Margaret Moon: Technologies can change the way we see ourselves as human, as well as change the way bodies work. They can change this notion of aging. How do we expect the nature of what it is to be human to change? How will technology help or hurt that? And again: How do we plan?
Denis Wirtz: Actually from a social point of view, it’s interesting to think about aging. We have to watch out what we wish for, because living longer may actually be a complete catastrophe. [Laughter]
Chi Dang: That’s why I said, “Age gracefully.”
Denis Wirtz: That’s right. [Laughter] And still die quickly. It could actually be a huge problem to see an aging population sticking around. You still have to be productive. The people are saying we should retire when we are 60 or 65. Maybe it should be 85 or 90. Again, this comes from fear—which is so primal, right?—of aging and what comes after that.

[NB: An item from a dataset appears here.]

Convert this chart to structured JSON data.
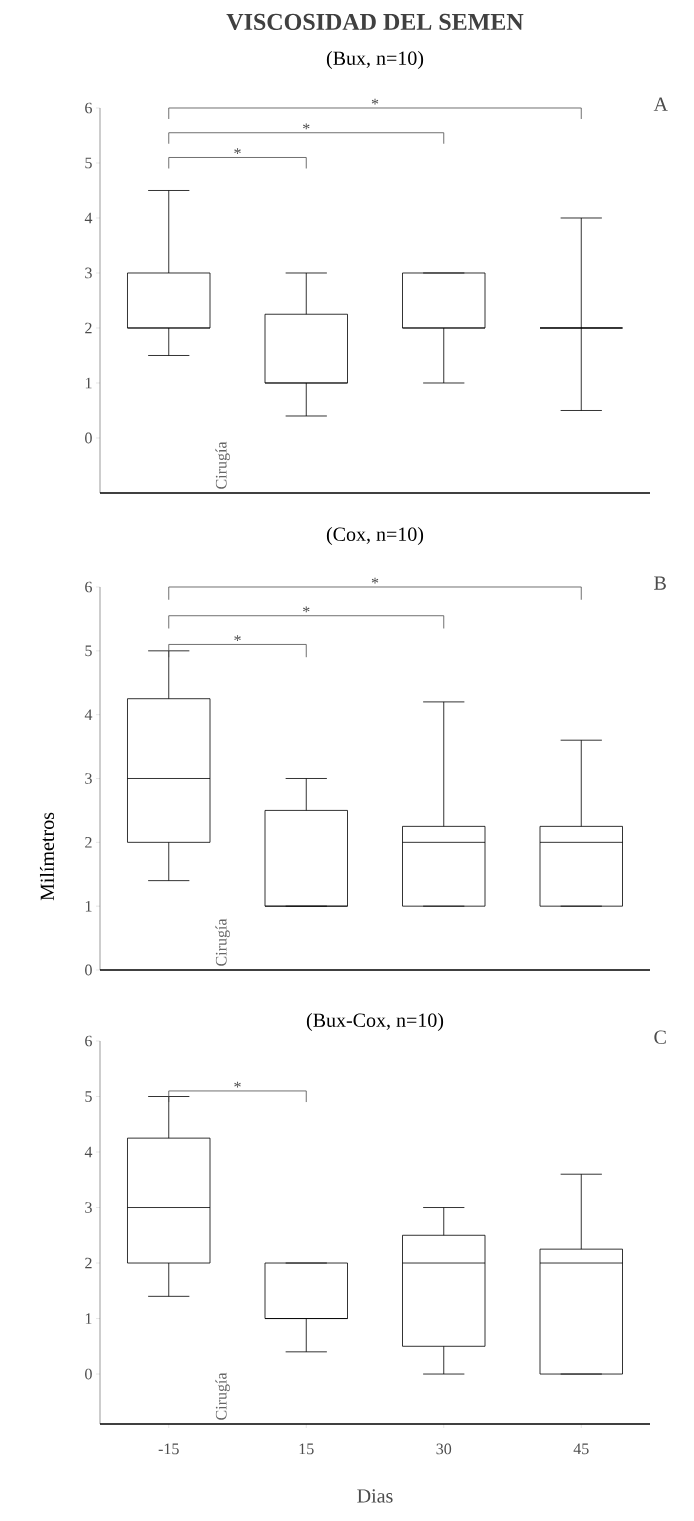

Yash Gupta: But at the same time the reality is technology does allow people to live better. There is the assumption that the average age will indeed continue to improve. Therefore, the aging question becomes a very valid one in the sense that if you live longer, someone has to be deprived of a certain amount of opportunity that existed before—unless opportunities themselves expand.
Nathan Connolly: The zero-sum thinking is really dangerous in terms of the innovation question. Innovation is great, but it’s the social application of innovation that’s really the question here. I mean General Motors has been sitting on the technology for a car that runs on water for quite some time. Everybody knows it but nobody can force the intellectual property out of that company. Cars that have the fuel efficiency of a Model T are the going rate right now in American society, which is outrageous. There’s no innovation, right? The fear driving entrepreneurship and innovation is wonderful, but when fear actually causes you to hoard that innovation and entrepreneurship, well then, we have a problem.
Margaret Moon: That gets back to our question: What do we mean by justice? And if we ask the question differently—instead of celebrating innovation, we question the injustice—would it change the way we innovate?
Chi Dang: I would personally fear that if we question justice that that would really diminish creativity. I think we need to sort of preserve that somehow but really pay more attention to justice.
Margaret Moon: I will never believe that by asking questions about justice we will stifle innovation or creativity. I just don’t think there’s anywhere in the world where those two problems co-exist.
Yash Gupta: How do we apply that innovation? Do we hoard it? You’re talking about the General Motors issue. It is not innovation itself that is the guilty party.